Commensal microbiota, populations of bacteria that inhabit the tissues of larger organisms, often have complex relationships with their hosts. Researchers have been aware for some time that commensal microbiota play a role in antiviral immunity by producing immune inductive signals that trigger inflammasome responses, among other things.
However, the role of dysbiosis on antiviral immunity hasn’t been studied. Dysbiosis describes the loss of bacterial diversity within a microbiome, and the direct role that commensal microbiota play in antiviral immunity suggests that such loss would facilitate viral infections. Recently, a collaborative of Korean and Japanese scientists conducted a study into the effects of antibiotic-induced dysbiosis on antiviral immunity, and have published their results in the Proceedings of the National Academy of Sciences.
The researchers investigated the mechanisms of commensal microbial immunity on the genital mucosa by treating mice with antibiotics for four weeks and then exposing them to HSV-2. A control group received placebo. They report that the antibiotics caused dysbiosis within the vaginal microbiota, and resulted in a dramatic increase in innate immune response—specifically, they noted increases in an alarmin called IL-33, which blocked effector T cells from migrating into the vaginal tissues and secreting antiviral cytokines.

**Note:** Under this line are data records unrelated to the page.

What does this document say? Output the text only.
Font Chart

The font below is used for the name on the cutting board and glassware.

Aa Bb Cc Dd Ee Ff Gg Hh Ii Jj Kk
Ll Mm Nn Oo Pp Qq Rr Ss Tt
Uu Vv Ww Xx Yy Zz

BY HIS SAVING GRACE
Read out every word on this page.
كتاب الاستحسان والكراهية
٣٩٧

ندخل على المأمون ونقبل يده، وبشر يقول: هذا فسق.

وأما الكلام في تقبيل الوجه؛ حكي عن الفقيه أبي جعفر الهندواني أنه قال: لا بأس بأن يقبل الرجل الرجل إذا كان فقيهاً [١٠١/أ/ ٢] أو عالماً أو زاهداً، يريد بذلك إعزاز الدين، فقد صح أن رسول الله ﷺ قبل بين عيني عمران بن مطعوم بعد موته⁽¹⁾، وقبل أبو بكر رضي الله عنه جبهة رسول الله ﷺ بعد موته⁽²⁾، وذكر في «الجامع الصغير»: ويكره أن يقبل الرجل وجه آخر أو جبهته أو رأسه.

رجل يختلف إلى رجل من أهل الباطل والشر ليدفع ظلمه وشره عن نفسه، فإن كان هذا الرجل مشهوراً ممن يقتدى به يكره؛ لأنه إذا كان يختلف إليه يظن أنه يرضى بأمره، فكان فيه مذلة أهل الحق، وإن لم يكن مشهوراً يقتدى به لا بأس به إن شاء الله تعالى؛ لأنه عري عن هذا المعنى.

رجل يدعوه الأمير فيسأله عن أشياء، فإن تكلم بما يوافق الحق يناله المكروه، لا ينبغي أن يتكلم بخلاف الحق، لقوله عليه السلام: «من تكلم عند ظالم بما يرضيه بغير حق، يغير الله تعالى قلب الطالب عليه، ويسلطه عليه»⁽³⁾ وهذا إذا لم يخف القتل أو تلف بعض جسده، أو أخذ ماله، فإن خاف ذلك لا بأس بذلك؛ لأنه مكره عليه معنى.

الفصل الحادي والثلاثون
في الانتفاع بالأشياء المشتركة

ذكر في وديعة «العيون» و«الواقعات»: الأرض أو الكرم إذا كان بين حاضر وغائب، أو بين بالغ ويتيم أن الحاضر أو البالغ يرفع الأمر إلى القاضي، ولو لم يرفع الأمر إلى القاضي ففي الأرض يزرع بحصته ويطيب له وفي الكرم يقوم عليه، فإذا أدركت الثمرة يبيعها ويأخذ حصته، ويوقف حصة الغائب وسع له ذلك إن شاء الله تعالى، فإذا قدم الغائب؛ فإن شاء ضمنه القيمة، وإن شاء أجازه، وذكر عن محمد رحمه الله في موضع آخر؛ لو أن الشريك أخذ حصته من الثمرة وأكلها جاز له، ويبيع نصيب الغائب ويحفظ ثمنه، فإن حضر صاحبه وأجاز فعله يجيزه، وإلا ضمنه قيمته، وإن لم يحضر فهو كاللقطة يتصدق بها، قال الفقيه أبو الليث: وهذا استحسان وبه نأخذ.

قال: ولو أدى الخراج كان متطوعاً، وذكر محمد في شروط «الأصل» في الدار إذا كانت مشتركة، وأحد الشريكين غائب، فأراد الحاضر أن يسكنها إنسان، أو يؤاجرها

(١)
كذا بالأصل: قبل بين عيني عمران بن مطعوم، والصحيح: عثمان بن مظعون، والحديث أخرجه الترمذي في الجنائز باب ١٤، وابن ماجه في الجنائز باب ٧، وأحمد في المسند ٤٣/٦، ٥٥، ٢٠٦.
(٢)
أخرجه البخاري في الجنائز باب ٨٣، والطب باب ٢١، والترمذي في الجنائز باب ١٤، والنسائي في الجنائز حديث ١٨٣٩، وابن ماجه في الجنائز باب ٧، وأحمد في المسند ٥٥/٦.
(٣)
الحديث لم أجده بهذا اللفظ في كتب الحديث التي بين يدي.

Antibiotic-treated mice succumbed to HSV-2 infection dramatically faster than control mice. They exhibited more severe pathology and all mice treated with antibiotics prior to viral exposure died within 11 days of infection. “Taking these data together, we find that depletion of commensal bacteria results in a severe defect in antiviral protection following mucosal HSV-2 infection,” the researchers write.
By analyzing stool and vaginal washes from both groups of mice, they determined that antibiotic treatment induced an imbalance in the microbial composition of the vaginal mucosa. Further, they were able to determine that no single species of bacteria was responsible for the antiviral immunity effects of the commensal microbiome; rather, it was the imbalance of the microbiotic population that accounted for the effects.
Proteomic analysis revealed changes in the abundance of certain vaginal wash proteins; the researchers hypothesize that factors driven by inflammatory damage of epithelial cells during antibiotic treatment modulate local immunity. Further, an innate immune cytokine, IL-33, is a big contributor to the impairment of antiviral immunity to mucosal HSV-2 infection. They corroborated the role of IL-33 in a supporting experiment in which they injected mice with recombinant IL-33 for eight days before viral infection. These mice died much faster than control mice.
The authors write, “Our present study demonstrates that inhibitory signals induced by the depletion of commensal microbiota also affect antiviral immunity. Taken together, our findings provide a unique insight into the role of commensal bacteria in maintaining the integrity of surface barrier epithelial cells by preventing pathogenic bacteria colonization, thereby supporting a micro-environment conducive to antiviral defense.”
They note that their results are clinically relevant, with implications regarding the use of oral antibiotics and increased susceptibility to sexually transmitted infections, as well as other infectious viruses.